CAGS: Color-Adaptive Volumetric Video Streaming with Dynamic 3D Gaussian Splatting

Volumetric video (VV) streaming enables real-time, immersive access to remote 3D environments, powering telepresence, ecological monitoring, and robotic teleoperation. These applications turn VV streaming into a real-time interface to remote physical environments, imposing new system-level demands for photorealistic scene representation, low-latency interaction, and robust performance under heterogeneous networks. 3D Gaussian Splatting (3DGS) has been widely used for real-time photorealistic rendering, offering superior visual quality and rendering performance, but it faces challenges due to bandwidth consumption. Furthermore, as the foundation of adaptive VV streaming, existing Levels of Detail (LoD) methods based on density are not well-suited to Gaussian representations, leading to visible gaps and severe quality degradation. Recent studies have also explored attribute compression techniques to reduce bandwidth consumption. Our preliminary studies reveal that aggressive attribute compression primarily causes color distortion, which can be effectively corrected in the rendered image using a reference image. Motivated by these findings, we propose a novel Color-Adaptive scheme for adaptive VV streaming that uses vector quantization (VQ) to establish LoDs and correct color distortions with low-resolution reference images.
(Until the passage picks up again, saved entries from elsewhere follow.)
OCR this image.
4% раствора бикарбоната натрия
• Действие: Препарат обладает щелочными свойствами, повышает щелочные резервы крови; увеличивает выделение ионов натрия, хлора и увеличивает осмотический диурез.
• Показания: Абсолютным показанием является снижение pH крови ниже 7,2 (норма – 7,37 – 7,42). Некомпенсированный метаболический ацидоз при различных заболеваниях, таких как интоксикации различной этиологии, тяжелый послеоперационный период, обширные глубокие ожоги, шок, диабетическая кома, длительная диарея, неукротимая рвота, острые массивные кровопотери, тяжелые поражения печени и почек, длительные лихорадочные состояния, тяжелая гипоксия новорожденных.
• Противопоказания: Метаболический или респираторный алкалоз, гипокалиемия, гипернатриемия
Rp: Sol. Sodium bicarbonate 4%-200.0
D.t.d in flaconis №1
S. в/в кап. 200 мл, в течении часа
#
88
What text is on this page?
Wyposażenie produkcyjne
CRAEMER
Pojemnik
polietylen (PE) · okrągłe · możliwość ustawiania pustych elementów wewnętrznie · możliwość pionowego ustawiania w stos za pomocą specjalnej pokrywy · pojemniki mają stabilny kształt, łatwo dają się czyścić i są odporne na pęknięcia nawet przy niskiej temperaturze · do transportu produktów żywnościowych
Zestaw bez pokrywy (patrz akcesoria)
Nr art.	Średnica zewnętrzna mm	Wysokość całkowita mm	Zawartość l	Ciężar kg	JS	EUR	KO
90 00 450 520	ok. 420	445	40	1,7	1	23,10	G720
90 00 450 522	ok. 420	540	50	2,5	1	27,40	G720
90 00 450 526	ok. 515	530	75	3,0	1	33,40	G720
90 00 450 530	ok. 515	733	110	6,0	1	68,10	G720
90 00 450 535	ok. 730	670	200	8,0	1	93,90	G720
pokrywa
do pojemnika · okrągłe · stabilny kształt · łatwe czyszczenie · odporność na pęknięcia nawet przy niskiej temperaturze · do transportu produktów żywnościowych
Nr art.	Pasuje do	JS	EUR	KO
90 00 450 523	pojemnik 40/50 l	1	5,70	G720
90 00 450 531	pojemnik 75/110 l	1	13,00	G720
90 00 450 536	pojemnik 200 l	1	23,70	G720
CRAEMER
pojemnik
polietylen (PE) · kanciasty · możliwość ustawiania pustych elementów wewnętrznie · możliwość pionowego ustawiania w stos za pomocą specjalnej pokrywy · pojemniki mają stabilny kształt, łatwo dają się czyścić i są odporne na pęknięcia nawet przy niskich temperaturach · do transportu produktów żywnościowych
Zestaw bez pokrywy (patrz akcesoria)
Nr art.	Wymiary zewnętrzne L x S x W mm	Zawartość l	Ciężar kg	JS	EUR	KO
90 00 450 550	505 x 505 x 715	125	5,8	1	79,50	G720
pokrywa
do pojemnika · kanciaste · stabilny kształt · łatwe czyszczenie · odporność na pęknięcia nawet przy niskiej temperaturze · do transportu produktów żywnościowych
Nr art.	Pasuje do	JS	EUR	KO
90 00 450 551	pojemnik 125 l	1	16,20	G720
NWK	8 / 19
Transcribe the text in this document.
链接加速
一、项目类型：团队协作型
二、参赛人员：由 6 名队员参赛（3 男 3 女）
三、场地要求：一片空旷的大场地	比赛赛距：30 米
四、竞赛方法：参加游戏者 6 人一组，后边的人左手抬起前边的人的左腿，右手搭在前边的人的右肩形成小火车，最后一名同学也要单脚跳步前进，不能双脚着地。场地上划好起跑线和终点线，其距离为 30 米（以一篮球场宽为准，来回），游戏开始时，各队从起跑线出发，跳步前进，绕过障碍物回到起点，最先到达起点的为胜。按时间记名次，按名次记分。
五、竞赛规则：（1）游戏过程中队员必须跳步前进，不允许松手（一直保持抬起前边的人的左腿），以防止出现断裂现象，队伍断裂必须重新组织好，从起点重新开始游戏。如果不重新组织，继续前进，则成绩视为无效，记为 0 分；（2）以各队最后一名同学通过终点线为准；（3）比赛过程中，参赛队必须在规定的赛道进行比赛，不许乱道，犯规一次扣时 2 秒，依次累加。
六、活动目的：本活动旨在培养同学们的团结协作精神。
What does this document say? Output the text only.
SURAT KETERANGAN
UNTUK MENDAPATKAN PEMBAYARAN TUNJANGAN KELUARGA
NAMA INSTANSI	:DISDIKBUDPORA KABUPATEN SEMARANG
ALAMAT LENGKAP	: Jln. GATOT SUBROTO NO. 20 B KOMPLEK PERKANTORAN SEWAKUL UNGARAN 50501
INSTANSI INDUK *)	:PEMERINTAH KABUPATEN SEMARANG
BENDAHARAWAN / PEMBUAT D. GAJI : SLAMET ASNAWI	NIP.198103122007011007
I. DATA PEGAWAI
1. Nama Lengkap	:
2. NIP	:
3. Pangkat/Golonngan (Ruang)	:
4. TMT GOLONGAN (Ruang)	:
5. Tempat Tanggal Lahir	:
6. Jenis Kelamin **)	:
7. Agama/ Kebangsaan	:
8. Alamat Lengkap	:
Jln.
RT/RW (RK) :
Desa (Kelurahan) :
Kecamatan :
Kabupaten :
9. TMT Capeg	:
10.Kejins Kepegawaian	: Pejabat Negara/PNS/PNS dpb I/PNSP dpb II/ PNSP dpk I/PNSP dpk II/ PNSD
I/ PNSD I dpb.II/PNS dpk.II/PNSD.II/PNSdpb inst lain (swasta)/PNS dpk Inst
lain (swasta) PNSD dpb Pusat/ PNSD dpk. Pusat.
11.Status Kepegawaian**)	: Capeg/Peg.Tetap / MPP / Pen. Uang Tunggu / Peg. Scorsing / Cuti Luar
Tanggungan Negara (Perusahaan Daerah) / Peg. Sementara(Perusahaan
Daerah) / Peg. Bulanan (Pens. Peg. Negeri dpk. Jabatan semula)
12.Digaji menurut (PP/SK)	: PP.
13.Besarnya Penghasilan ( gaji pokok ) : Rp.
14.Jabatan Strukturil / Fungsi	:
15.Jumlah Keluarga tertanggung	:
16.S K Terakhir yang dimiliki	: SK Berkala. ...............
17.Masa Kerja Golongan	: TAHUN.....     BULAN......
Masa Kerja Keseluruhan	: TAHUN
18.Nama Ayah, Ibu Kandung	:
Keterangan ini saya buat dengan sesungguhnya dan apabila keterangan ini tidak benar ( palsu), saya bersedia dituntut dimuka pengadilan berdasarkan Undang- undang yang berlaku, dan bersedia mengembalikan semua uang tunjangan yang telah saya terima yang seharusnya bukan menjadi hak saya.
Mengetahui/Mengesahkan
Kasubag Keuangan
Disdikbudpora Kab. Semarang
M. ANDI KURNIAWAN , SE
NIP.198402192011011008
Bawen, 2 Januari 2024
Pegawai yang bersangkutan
We further present CAGS, an adaptive VV streaming system compatible with diverse Gaussian representations, which integrates the Color-Adaptive scheme by rendering reference images on the streaming server and performing color restoration on the client. Extensive experiments on our prototype system demonstrate that CAGS outperforms the existing adaptive streaming systems in PSNR by 5$\sim$20 dB under fluctuating bandwidth, operates significantly faster than existing scalable Gaussian compression methods, and generalizes across different Gaussian representations.

翻译：体视频流传输技术能够实现对远程三维环境的实时沉浸式访问，支撑远程呈现、生态监测和机器人远程操作等应用。这类应用将体视频流转化为远程物理环境的实时交互界面，对系统层面提出了照片级真实感场景表示、低延迟交互以及在异构网络下保持稳健性能的新需求。3D高斯泼溅（3DGS）已被广泛用于实现实时照片级真实感渲染，提供优异的视觉质量和渲染性能，但面临带宽消耗的挑战。此外，作为自适应体视频流的底层基础，现有基于密度的层次细节（LoD）方法并不适用于高斯表示，会导致可见间隙和严重质量退化。近期研究还探索了属性压缩技术以降低带宽消耗。我们的初步研究表明，激进的属性压缩主要导致颜色失真，而这种失真可以通过参考图像在渲染图像中有效校正。基于这些发现，我们提出了一种新颖的颜色自适应方案用于自适应体视频流，该方案采用向量量化（VQ）建立层次细节，并通过低分辨率参考图像校正颜色失真。我们进一步提出了CAGS系统，这是一个兼容多种高斯表示的自适应体视频流系统，通过流媒体服务器端渲染参考图像并在客户端执行颜色恢复来集成颜色自适应方案。在我们原型系统上的大量实验表明，在波动带宽条件下，CAGS在PSNR指标上比现有自适应流系统高出5~20 dB，运行速度显著快于现有可扩展高斯压缩方法，并能泛化到不同的高斯表示。